The rocket fire continued Wednesday morning, with at least 12 more rockets hitting the Ashkelon Coast and Eshkol Regional Council areas. There were no casualties, but one building was damaged.
Meanwhile, the Iron Dome anti-missile system intercepted a rocket fired at Netivot for the first time on Wednesday. Another rocket, fired during the same barrage, scored a direct hit on a home in the Sdot Negev Regional council, but the family escaped injury, suffering only from shock.
On Tuesday seven rockets landed in the Lachish region and 22 landed in the Negev. Area residents were ordered to stay close to bomb shelters throughout the day.
Late Tuesday night, four border policemen were wounded by shrapnel near Ashkelon, one of them moderately, when a Kassam rocket hit an apartment building.
The Home Front Command instructed the area’s residents to stay very close to shelters and other fortified structures.
As Defense Minister Ehud Barak met with security officials late Tuesday night to consider opens, Israel Air Force planes struck seven terrorist targets in the Gaza Strip in retaliation. Israel is expected to escalate its response to the worst series of attacks in months.
The sudden escalation of terrorist attacks has thrown area residents into an all-too-familiar coping routine. Officials at Sapir College near Sderot canceled a graduation ceremony scheduled for Tuesday evening under threat of the ongoing rocket fire. High school and middle school students began their summer vacation Wednesday.
Elementary schools in the Eshkol Regional Council opened as usual Wednesday, despite the constant rocket fire. However, the Ma’agalim school in the Sdot Negev Council remained closed.
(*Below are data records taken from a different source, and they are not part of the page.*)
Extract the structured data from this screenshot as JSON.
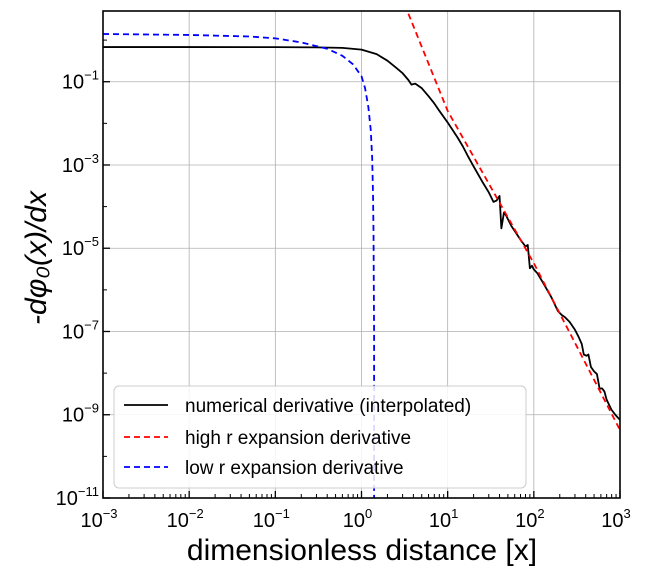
{
  "chart_data": {
    "type": "line",
    "xscale": "log",
    "yscale": "log",
    "xlim": [
      0.001,
      1000
    ],
    "ylim": [
      1e-11,
      5
    ],
    "grid": true,
    "xlabel": "dimensionless distance [x]",
    "ylabel": "-dφ₀(x)/dx",
    "x_ticks": [
      {
        "base": "10",
        "exp": "−3",
        "value": 0.001
      },
      {
        "base": "10",
        "exp": "−2",
        "value": 0.01
      },
      {
        "base": "10",
        "exp": "−1",
        "value": 0.1
      },
      {
        "base": "10",
        "exp": "0",
        "value": 1
      },
      {
        "base": "10",
        "exp": "1",
        "value": 10
      },
      {
        "base": "10",
        "exp": "2",
        "value": 100
      },
      {
        "base": "10",
        "exp": "3",
        "value": 1000
      }
    ],
    "y_ticks": [
      {
        "base": "10",
        "exp": "−11",
        "value": 1e-11
      },
      {
        "base": "10",
        "exp": "−9",
        "value": 1e-09
      },
      {
        "base": "10",
        "exp": "−7",
        "value": 1e-07
      },
      {
        "base": "10",
        "exp": "−5",
        "value": 1e-05
      },
      {
        "base": "10",
        "exp": "−3",
        "value": 0.001
      },
      {
        "base": "10",
        "exp": "−1",
        "value": 0.1
      }
    ],
    "legend_position": "lower-left",
    "series": [
      {
        "name": "numerical derivative (interpolated)",
        "color": "#000000",
        "dash": "solid",
        "x": [
          0.001,
          0.01,
          0.1,
          0.3,
          0.6,
          1.0,
          1.5,
          2.0,
          2.5,
          3.0,
          3.5,
          3.8,
          4.2,
          5.0,
          6.0,
          7.0,
          8.0,
          10,
          13,
          15,
          17,
          20,
          25,
          30,
          34,
          37,
          40,
          42,
          45,
          48,
          50,
          55,
          60,
          70,
          80,
          85,
          90,
          95,
          100,
          110,
          130,
          160,
          190,
          210,
          230,
          260,
          300,
          330,
          360,
          380,
          410,
          430,
          460,
          500,
          540,
          580,
          620,
          660,
          700,
          750,
          800,
          900,
          1000
        ],
        "y": [
          0.68,
          0.68,
          0.677,
          0.67,
          0.65,
          0.59,
          0.46,
          0.32,
          0.22,
          0.16,
          0.11,
          0.085,
          0.09,
          0.07,
          0.045,
          0.03,
          0.02,
          0.0105,
          0.0046,
          0.0028,
          0.0017,
          0.00092,
          0.00041,
          0.00022,
          0.00013,
          0.00014,
          0.00018,
          3e-05,
          7.2e-05,
          6e-05,
          5e-05,
          3.4e-05,
          2.6e-05,
          1.6e-05,
          1.1e-05,
          1.2e-05,
          3.3e-06,
          3.8e-06,
          3.1e-06,
          2.5e-06,
          1.4e-06,
          6.6e-07,
          3.1e-07,
          2.5e-07,
          2.2e-07,
          1.7e-07,
          1.1e-07,
          7.5e-08,
          5e-08,
          2.8e-08,
          2.6e-08,
          2.8e-08,
          1.4e-08,
          1.1e-08,
          9.5e-09,
          4.2e-09,
          4.3e-09,
          3.6e-09,
          2.3e-09,
          1.7e-09,
          1.3e-09,
          9.5e-10,
          7.5e-10
        ]
      },
      {
        "name": "high r expansion derivative",
        "color": "#ff0000",
        "dash": "dashed",
        "x": [
          3.5,
          10,
          100,
          1000
        ],
        "y": [
          4.3,
          0.0199,
          4.36e-06,
          4.3e-10
        ]
      },
      {
        "name": "low r expansion derivative",
        "color": "#0000ff",
        "dash": "dashed",
        "x": [
          0.001,
          0.01,
          0.05,
          0.1,
          0.2,
          0.4,
          0.6,
          0.8,
          1.0,
          1.1,
          1.2,
          1.28,
          1.33,
          1.36,
          1.38,
          1.39,
          1.4,
          1.4
        ],
        "y": [
          1.4,
          1.33,
          1.22,
          1.1,
          0.88,
          0.62,
          0.42,
          0.26,
          0.135,
          0.07,
          0.025,
          0.007,
          0.0015,
          0.0002,
          2e-05,
          1e-06,
          1e-07,
          1e-11
        ]
      }
    ]
  }
}
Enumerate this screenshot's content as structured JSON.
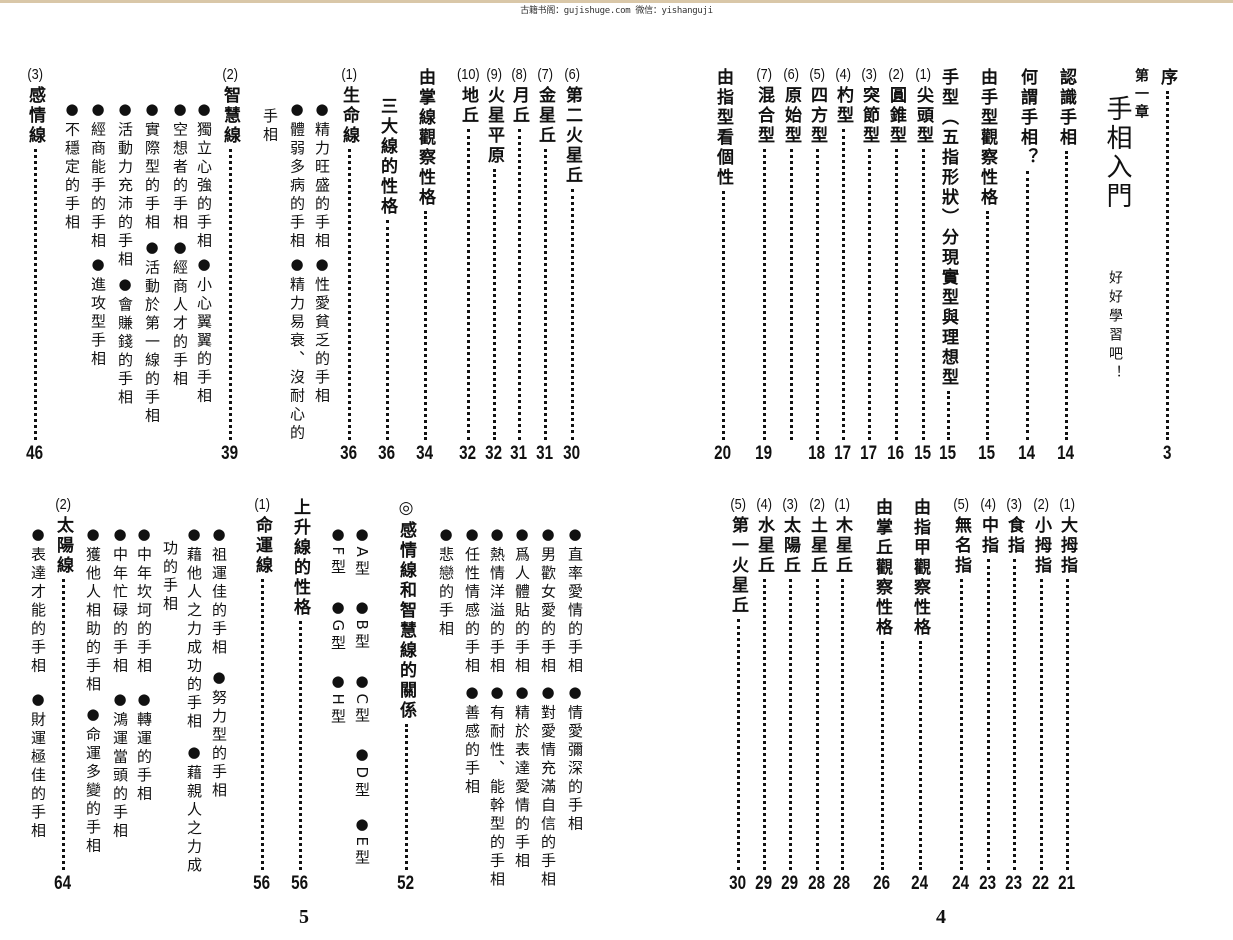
{
  "watermark": "古籍书阁：gujishuge.com 微信：yishanguji",
  "page4": {
    "folio": "4",
    "chapter": {
      "label": "第一章",
      "title": "手相入門",
      "motto": "好好學習吧！"
    },
    "top": [
      {
        "num": "",
        "label": "序",
        "page": "3"
      },
      {
        "num": "",
        "label": "認識手相",
        "page": "14"
      },
      {
        "num": "",
        "label": "何謂手相？",
        "page": "14"
      },
      {
        "num": "",
        "label": "由手型觀察性格",
        "page": "15"
      },
      {
        "num": "",
        "label": "手型（五指形狀）分現實型與理想型",
        "page": "15"
      },
      {
        "num": "(1)",
        "label": "尖頭型",
        "page": "15"
      },
      {
        "num": "(2)",
        "label": "圓錐型",
        "page": "16"
      },
      {
        "num": "(3)",
        "label": "突節型",
        "page": "17"
      },
      {
        "num": "(4)",
        "label": "杓型",
        "page": "17"
      },
      {
        "num": "(5)",
        "label": "四方型",
        "page": "18"
      },
      {
        "num": "(6)",
        "label": "原始型",
        "page": ""
      },
      {
        "num": "(7)",
        "label": "混合型",
        "page": "19"
      },
      {
        "num": "",
        "label": "由指型看個性",
        "page": "20"
      }
    ],
    "bottom": [
      {
        "num": "(1)",
        "label": "大拇指",
        "page": "21"
      },
      {
        "num": "(2)",
        "label": "小拇指",
        "page": "22"
      },
      {
        "num": "(3)",
        "label": "食指",
        "page": "23"
      },
      {
        "num": "(4)",
        "label": "中指",
        "page": "23"
      },
      {
        "num": "(5)",
        "label": "無名指",
        "page": "24"
      },
      {
        "num": "",
        "label": "由指甲觀察性格",
        "page": "24"
      },
      {
        "num": "",
        "label": "由掌丘觀察性格",
        "page": "26"
      },
      {
        "num": "(1)",
        "label": "木星丘",
        "page": "28"
      },
      {
        "num": "(2)",
        "label": "土星丘",
        "page": "28"
      },
      {
        "num": "(3)",
        "label": "太陽丘",
        "page": "29"
      },
      {
        "num": "(4)",
        "label": "水星丘",
        "page": "29"
      },
      {
        "num": "(5)",
        "label": "第一火星丘",
        "page": "30"
      }
    ]
  },
  "page5": {
    "folio": "5",
    "top": [
      {
        "num": "(6)",
        "label": "第二火星丘",
        "page": "30"
      },
      {
        "num": "(7)",
        "label": "金星丘",
        "page": "31"
      },
      {
        "num": "(8)",
        "label": "月丘",
        "page": "31"
      },
      {
        "num": "(9)",
        "label": "火星平原",
        "page": "32"
      },
      {
        "num": "(10)",
        "label": "地丘",
        "page": "32"
      },
      {
        "num": "",
        "label": "由掌線觀察性格",
        "page": "34"
      },
      {
        "num": "",
        "label": "三大線的性格",
        "page": "36"
      },
      {
        "num": "(1)",
        "label": "生命線",
        "page": "36"
      },
      {
        "num": "(2)",
        "label": "智慧線",
        "page": "39"
      },
      {
        "num": "(3)",
        "label": "感情線",
        "page": "46"
      }
    ],
    "top_bullets": [
      "●精力旺盛的手相",
      "●性愛貧乏的手相",
      "●體弱多病的手相",
      "●精力易衰、沒耐心的",
      "手相",
      "●獨立心強的手相",
      "●小心翼翼的手相",
      "●空想者的手相",
      "●經商人才的手相",
      "●實際型的手相",
      "●活動於第一線的手相",
      "●活動力充沛的手相",
      "●會賺錢的手相",
      "●經商能手的手相",
      "●進攻型手相",
      "●不穩定的手相"
    ],
    "bottom": [
      {
        "num": "",
        "label": "◎感情線和智慧線的關係",
        "page": "52"
      },
      {
        "num": "",
        "label": "上升線的性格",
        "page": "56"
      },
      {
        "num": "(1)",
        "label": "命運線",
        "page": "56"
      },
      {
        "num": "(2)",
        "label": "太陽線",
        "page": "64"
      }
    ],
    "bottom_bullets": [
      "●直率愛情的手相",
      "●情愛彌深的手相",
      "●男歡女愛的手相",
      "●對愛情充滿自信的手相",
      "●爲人體貼的手相",
      "●精於表達愛情的手相",
      "●熱情洋溢的手相",
      "●有耐性、能幹型的手相",
      "●任性情感的手相",
      "●善感的手相",
      "●悲戀的手相",
      "●A型",
      "●B型",
      "●C型",
      "●D型",
      "●E型",
      "●F型",
      "●G型",
      "●H型",
      "●祖運佳的手相",
      "●努力型的手相",
      "●藉他人之力成功的手相",
      "●藉親人之力成",
      "功的手相",
      "●中年坎坷的手相",
      "●轉運的手相",
      "●中年忙碌的手相",
      "●鴻運當頭的手相",
      "●獲他人相助的手相",
      "●命運多變的手相",
      "●表達才能的手相",
      "●財運極佳的手相"
    ]
  }
}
“The government said it would provide us with miguniyot [concrete bomb shelters], but we will be getting them only in September,” lamented Avidan Califa, head of the school’s PTA.
“We won’t be sending our kids to school until a solution is found or calm is restored. The state has yet to come to its senses and hasn’t eradicated the rocket fire,” he said.
Netivot mother Ya’arit Trabelsi, whose children attend Ma’agalim, said, “We have no choice but to stay at home with them. It’s better this way, because we have a fortified room at home. It’s dangerous to send them to an unfortified school, particularly after a Grad rocket fell close by in the previous round of violence.
“Those who live in the South know that it’s problematic to send our kids to school. They are very afraid,” she said.
“The more things deteriorate, the closer we come to a decision we don’t want to make,” Vice Premier Silvan Shalom told Israel Radio. “The prospect of a ground operation [in the Gaza Strip] shouldn’t frighten us.”
“If this situation escalates, and I hope it won’t, then all options are open,” he said. “They know it. We know it. The international community knows it.”